With nearly 3000 individual reefs over an area of 133,000 square miles, the Great Barrier Reef is the world’s largest coral reef system, and few visitors leave Cairns without experiencing its incredible beauty. Snorkelling and scuba diving expeditions are extremely popular, though if a day’s swimming is not long enough for you, consider forsaking the many hotels in Cairns in favour of a liveaboard cruise. There are also many ways to enjoy the reef without getting wet, such as a glass-bottomed boat, semi-submersible submarine, or helicopter tour. The reef’s many underwater observatories also offer a stunning view of its tropical flora and fauna, not least among them an astounding array of fish. Anglers come from all over the world to the Cairns section of the Great Barrier Reef to try “bottom bouncing” for red coral trout, Spanish mackerel, and many other tasty species. Cairns is also famous among fishermen as the Black Marlin capital of Australia and an increasingly “hot” spot for salt water fly fishing.
Not to be outdone, the Daintree Rainforest is the world’s largest continuous area of tropical rainforest and also the oldest, at 135 million years old and counting. River cruises are one of the best ways to see its incredibly diverse wildlife: prehistoric crocodiles, tree-dwelling kangaroos, and the endangered cassowary are just a few of the creatures who make their home amid its lush, evergreen vegetation. Four-wheel drive safari tours do a brisk business here, though intrepid sightseers can also take their own vehicles as far as the sealed road will take them, or go bush walking, zip lining, kayaking, and horseback riding in the rainforest.
Travellers who simply can’t decide which of the stunning World Heritage sites to explore first can head two hours north of Cairns to Cape Tribulation, where the reef and rainforest meet to form a string of truly spectacular, unspoiled beaches. Though the Cape is renowned among free spirits for its lively collection of backpackers’ hostels, travellers will also find exceptionally luxurious accommodations here, including eco lodges and treehouses that rival the finest five-star hotel in Cairns.
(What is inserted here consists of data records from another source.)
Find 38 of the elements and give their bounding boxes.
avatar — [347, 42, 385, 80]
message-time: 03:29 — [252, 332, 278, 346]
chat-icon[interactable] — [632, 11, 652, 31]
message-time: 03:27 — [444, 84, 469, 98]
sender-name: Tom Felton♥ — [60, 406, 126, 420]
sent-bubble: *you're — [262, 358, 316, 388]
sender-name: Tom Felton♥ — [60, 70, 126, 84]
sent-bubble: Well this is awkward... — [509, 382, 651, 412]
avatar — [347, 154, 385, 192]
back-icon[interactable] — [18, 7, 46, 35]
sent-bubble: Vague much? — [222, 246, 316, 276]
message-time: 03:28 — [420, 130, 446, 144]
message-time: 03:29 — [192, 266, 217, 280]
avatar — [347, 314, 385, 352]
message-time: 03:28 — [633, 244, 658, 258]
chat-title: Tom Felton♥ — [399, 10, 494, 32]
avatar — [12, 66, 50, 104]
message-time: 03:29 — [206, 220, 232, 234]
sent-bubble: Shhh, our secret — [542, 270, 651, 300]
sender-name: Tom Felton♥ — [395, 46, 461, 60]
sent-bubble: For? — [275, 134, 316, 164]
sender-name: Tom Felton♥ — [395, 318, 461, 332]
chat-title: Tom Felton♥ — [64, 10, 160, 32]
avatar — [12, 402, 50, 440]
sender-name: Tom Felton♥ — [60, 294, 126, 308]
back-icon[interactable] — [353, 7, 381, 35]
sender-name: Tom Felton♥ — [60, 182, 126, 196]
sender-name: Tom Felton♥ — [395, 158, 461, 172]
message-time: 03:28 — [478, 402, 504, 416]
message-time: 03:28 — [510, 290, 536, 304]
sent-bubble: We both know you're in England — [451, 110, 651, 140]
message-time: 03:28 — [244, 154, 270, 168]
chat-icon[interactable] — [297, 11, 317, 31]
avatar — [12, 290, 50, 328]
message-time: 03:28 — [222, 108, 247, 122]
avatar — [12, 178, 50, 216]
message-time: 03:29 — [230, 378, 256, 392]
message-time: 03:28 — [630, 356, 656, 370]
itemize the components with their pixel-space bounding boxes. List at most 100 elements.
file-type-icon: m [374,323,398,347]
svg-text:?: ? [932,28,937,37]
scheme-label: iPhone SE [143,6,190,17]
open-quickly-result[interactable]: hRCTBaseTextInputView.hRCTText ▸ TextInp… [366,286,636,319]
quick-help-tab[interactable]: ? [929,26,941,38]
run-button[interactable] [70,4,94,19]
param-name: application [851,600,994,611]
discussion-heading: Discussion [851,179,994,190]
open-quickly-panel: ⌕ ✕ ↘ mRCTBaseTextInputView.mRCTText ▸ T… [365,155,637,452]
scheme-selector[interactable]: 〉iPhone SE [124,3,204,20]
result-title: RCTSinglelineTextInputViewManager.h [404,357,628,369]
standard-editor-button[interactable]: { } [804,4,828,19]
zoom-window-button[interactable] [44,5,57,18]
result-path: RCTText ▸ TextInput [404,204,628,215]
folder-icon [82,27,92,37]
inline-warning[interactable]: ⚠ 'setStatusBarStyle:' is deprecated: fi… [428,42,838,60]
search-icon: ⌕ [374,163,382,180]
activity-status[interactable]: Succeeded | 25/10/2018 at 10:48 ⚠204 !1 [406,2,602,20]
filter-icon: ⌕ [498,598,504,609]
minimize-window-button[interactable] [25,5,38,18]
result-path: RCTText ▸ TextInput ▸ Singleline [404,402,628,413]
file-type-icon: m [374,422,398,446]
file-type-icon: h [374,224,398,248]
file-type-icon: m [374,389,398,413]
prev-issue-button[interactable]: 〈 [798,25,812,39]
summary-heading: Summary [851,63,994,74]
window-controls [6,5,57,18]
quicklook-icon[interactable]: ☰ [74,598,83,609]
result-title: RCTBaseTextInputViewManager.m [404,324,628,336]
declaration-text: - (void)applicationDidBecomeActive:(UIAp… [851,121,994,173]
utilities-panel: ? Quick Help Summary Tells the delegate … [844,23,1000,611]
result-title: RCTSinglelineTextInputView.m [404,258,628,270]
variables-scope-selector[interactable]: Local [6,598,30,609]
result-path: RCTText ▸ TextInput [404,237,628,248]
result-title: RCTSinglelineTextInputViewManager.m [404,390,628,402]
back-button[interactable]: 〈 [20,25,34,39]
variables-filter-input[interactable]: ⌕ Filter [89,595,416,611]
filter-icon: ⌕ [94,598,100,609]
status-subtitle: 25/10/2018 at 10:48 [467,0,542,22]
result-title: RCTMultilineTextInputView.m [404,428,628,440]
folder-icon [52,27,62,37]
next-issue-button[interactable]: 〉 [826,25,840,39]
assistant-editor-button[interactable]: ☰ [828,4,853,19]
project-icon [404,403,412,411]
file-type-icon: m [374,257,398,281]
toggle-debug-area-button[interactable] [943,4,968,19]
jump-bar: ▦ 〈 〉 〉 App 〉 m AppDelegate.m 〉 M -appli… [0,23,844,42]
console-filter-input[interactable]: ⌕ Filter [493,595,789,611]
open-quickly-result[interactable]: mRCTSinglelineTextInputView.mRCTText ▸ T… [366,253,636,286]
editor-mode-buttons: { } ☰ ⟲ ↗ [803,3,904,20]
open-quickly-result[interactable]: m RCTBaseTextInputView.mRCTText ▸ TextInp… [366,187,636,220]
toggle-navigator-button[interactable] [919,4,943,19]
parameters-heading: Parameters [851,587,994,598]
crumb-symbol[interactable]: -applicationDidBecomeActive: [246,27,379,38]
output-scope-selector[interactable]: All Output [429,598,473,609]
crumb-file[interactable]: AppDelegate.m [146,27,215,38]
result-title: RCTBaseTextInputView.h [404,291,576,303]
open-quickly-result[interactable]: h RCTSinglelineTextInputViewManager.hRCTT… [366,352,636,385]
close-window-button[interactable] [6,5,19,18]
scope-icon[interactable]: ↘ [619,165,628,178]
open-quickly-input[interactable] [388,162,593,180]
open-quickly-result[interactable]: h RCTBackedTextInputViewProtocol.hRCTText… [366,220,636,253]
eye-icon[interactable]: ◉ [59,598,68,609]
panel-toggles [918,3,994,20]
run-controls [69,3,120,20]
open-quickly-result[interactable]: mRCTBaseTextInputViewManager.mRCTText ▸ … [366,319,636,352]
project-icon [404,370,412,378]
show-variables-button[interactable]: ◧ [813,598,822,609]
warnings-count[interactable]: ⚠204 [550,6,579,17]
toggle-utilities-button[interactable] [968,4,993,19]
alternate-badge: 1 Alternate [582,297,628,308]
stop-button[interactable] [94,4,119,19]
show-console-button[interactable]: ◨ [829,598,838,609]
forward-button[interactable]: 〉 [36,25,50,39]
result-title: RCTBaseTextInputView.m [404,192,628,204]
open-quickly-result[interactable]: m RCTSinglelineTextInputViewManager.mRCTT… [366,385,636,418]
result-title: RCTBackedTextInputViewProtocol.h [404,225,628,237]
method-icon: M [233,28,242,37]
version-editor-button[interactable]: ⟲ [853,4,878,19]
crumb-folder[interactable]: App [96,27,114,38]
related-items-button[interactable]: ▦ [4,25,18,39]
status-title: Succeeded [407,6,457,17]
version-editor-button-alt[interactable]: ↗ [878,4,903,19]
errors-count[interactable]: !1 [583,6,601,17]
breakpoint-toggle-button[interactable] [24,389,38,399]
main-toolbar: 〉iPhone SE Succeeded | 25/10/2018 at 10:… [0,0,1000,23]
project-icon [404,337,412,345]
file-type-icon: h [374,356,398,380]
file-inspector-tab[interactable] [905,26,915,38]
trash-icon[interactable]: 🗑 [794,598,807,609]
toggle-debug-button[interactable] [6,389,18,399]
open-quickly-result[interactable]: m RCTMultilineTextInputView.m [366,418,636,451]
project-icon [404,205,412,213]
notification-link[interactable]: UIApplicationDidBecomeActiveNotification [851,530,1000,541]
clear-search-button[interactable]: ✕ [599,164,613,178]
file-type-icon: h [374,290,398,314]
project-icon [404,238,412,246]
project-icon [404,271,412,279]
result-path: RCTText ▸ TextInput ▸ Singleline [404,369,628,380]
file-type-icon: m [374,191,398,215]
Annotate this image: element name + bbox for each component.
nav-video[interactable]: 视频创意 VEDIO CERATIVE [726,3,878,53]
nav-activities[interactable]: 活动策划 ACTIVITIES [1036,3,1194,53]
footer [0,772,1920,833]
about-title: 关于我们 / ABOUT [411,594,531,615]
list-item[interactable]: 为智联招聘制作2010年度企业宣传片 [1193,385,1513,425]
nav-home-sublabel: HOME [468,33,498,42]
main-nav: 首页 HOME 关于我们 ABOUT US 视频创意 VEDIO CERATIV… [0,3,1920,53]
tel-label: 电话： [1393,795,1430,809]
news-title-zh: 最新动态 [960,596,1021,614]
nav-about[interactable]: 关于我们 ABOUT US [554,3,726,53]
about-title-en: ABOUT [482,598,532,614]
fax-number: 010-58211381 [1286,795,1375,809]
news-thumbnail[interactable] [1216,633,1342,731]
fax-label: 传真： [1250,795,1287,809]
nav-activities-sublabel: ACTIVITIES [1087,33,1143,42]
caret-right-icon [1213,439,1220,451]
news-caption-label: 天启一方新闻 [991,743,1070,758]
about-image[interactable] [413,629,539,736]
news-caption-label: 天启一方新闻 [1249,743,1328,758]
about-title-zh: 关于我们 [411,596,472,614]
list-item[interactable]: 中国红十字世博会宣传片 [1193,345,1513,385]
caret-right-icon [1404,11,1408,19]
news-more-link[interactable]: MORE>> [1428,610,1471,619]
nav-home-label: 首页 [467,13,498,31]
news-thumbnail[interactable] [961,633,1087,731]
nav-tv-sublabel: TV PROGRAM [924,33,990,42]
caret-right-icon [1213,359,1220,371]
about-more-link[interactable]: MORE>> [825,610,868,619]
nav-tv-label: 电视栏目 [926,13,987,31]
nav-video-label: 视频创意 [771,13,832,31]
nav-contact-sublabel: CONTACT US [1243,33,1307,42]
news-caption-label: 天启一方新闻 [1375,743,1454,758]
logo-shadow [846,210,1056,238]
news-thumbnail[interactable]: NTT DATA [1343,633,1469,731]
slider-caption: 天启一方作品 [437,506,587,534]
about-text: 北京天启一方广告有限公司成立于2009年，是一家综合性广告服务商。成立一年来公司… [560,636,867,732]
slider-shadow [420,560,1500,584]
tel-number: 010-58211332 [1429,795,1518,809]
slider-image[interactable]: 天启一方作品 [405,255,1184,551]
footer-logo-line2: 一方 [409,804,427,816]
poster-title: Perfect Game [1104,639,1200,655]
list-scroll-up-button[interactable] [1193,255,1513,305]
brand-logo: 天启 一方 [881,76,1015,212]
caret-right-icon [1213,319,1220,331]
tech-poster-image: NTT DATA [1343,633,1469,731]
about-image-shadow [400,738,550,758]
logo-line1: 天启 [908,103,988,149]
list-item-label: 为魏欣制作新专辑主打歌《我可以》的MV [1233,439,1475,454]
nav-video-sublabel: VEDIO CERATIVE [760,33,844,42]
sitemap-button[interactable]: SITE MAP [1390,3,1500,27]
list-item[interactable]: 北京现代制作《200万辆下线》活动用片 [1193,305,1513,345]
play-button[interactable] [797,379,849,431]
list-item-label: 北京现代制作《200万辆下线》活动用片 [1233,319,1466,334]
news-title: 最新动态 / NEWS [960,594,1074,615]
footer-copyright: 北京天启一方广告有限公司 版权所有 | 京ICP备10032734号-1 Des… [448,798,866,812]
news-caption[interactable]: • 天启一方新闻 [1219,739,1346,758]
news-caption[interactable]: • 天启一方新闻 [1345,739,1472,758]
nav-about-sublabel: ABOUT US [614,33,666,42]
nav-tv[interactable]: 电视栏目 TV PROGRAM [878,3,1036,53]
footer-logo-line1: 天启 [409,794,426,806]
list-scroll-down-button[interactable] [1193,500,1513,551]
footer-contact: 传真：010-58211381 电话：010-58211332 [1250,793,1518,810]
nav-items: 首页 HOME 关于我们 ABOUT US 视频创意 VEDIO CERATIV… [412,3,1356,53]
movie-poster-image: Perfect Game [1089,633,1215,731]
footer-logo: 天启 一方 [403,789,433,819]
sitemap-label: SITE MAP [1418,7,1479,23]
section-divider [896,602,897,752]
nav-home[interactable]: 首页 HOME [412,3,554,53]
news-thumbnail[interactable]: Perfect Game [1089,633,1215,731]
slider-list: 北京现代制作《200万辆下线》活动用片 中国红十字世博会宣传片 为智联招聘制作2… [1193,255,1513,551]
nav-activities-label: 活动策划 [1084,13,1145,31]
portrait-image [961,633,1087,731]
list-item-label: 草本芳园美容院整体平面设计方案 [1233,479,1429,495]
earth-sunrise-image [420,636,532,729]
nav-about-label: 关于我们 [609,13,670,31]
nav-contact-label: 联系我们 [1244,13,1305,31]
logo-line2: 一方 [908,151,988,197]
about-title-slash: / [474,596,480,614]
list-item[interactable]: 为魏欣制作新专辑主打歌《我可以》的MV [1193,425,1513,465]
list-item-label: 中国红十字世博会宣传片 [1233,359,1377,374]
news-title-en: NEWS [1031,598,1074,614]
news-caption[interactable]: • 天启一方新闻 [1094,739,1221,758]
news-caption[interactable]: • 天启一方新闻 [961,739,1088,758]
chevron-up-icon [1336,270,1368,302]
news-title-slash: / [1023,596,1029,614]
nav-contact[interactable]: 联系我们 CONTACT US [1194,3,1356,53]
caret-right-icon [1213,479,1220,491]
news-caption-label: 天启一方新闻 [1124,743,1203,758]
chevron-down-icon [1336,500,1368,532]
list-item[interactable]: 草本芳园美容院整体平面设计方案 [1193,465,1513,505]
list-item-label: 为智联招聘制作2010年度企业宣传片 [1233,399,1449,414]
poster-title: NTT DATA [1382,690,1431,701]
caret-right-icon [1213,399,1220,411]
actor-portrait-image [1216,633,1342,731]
Cape Tribulation is also a particularly popular destination for birders: great-billed herons, lovely fairy-wrens, little kingfishers, and double-eyed fig parrots are just a few of the rarities that have been spotted in this paradise.
Though the rainforest village of Kuranda is indeed beautiful and home to a thriving artistic community, sightseers and photographers will likely enjoy the journey just as much as the destination. The Skyrail Rainforest Cableway whisks travellers over and through the World Heritage rainforest in about 90 minutes, including breath-taking stopovers at Red Peak and Barron Falls, while the historic Kuranda Scenic Railway offers a more leisurely, but equally stunning, route that winds past awe-inspiring mountains and waterfalls.
Because Cairns is surrounded by some of the most beautiful and exotic locations on the planet, it is easy to overlook the myriad, if more modest, delights of the city itself. Savvy travellers, however, know that there is much more to Cairns than its array of places to sleep, starting with its well-established coffee shop scene. A strong cup from one of the trendy cafes along Grafton or Spence Street is ideal fuel for a long walk along the city’s sparkling boardwalk, a leisurely browse amid the Saturday Esplanade markets, or an afternoon performance at the nearby Tjapukai Aboriginal Cultural Park. And no trip to Cairns would be quite complete without a refreshing dip in its sun-soaked, saltwater lagoon and a fresh pineapple from Rusty’s.